As before, we will vary the ratio from 10% to the default of 100%.

The full code listing is provided below.

In [None]:
# XGBoost on Otto dataset, tune colsample_bylevel
from pandas import read_csv
from xgboost import XGBClassifier
from sklearn.model_selection import GridSearchCV
from sklearn.model_selection import StratifiedKFold
from sklearn.preprocessing import LabelEncoder
import matplotlib
matplotlib.use('Agg')
from matplotlib import pyplot
# load data
data = read_csv('train.csv')
dataset = data.values
# split data into X and y
X = dataset[:,0:94]
y = dataset[:,94]
# encode string class values as integers
label_encoded_y = LabelEncoder().fit_transform(y)
# grid search
model = XGBClassifier()
colsample_bylevel = [0.1, 0.2, 0.3, 0.4, 0.5, 0.6, 0.7, 0.8, 1.0]
param_grid = dict(colsample_bylevel=colsample_bylevel)
kfold = StratifiedKFold(n_splits=10, shuffle=True, random_state=7)
grid_search = GridSearchCV(model, param_grid, scoring="neg_log_loss", n_jobs=-1, cv=kfold)
grid_result = grid_search.fit(X, label_encoded_y)
# summarize results
print("Best: %f using %s" % (grid_result.best_score_, grid_result.best_params_))
means = grid_result.cv_results_['mean_test_score']
stds = grid_result.cv_results_['std_test_score']
params = grid_result.cv_results_['params']
for mean, stdev, param in zip(means, stds, params):
	print("%f (%f) with: %r" % (mean, stdev, param))
# plot
pyplot.errorbar(colsample_bylevel, means, yerr=stds)
pyplot.title("XGBoost colsample_bylevel vs Log Loss")
pyplot.xlabel('colsample_bylevel')
pyplot.ylabel('Log Loss')
pyplot.savefig('colsample_bylevel.png')

Running this example prints the best configuration as well as the log loss for each tested configuration.

We can see that the best results were achieved by setting **colsample_bylevel** to 70%, resulting in an (inverted) log loss of -0.001062, which is better than -0.001239 seen when setting the per-tree column sampling to 100%.

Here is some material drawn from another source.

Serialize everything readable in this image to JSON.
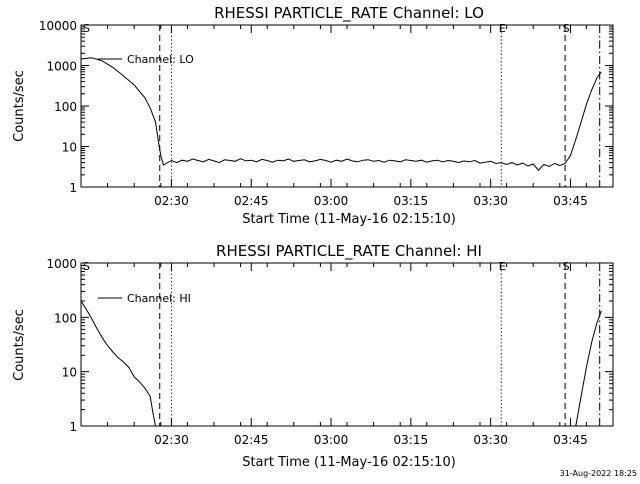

This suggest to not give up on column subsampling if per-tree results suggest using 100% of columns, and to instead try per-split column subsampling.

In [None]:
Best: -0.001062 using {'colsample_bylevel': 0.7}
-0.159455 (0.007028) with: {'colsample_bylevel': 0.1}
-0.034391 (0.003533) with: {'colsample_bylevel': 0.2}
-0.007619 (0.000451) with: {'colsample_bylevel': 0.3}
-0.002982 (0.000726) with: {'colsample_bylevel': 0.4}
-0.001410 (0.000946) with: {'colsample_bylevel': 0.5}
-0.001182 (0.001144) with: {'colsample_bylevel': 0.6}
-0.001062 (0.001221) with: {'colsample_bylevel': 0.7}
-0.001071 (0.001427) with: {'colsample_bylevel': 0.8}
-0.001239 (0.001730) with: {'colsample_bylevel': 1.0}

We can plot the performance of each **colsample_bylevel** variation. The results show relatively low variance and seemingly a plateau in performance after a value of 0.3 at this scale.

![colsample_bylevel](colsample_bylevel.png)

## Summary
In this post you discovered stochastic gradient boosting with XGBoost in Python.

Specifically, you learned:

* About stochastic boosting and how you can subsample your training data to improve the generalization of your model
* How to tune row subsampling with XGBoost in Python and scikit-learn.
* How to tune column subsampling with XGBoost both per-tree and per-split.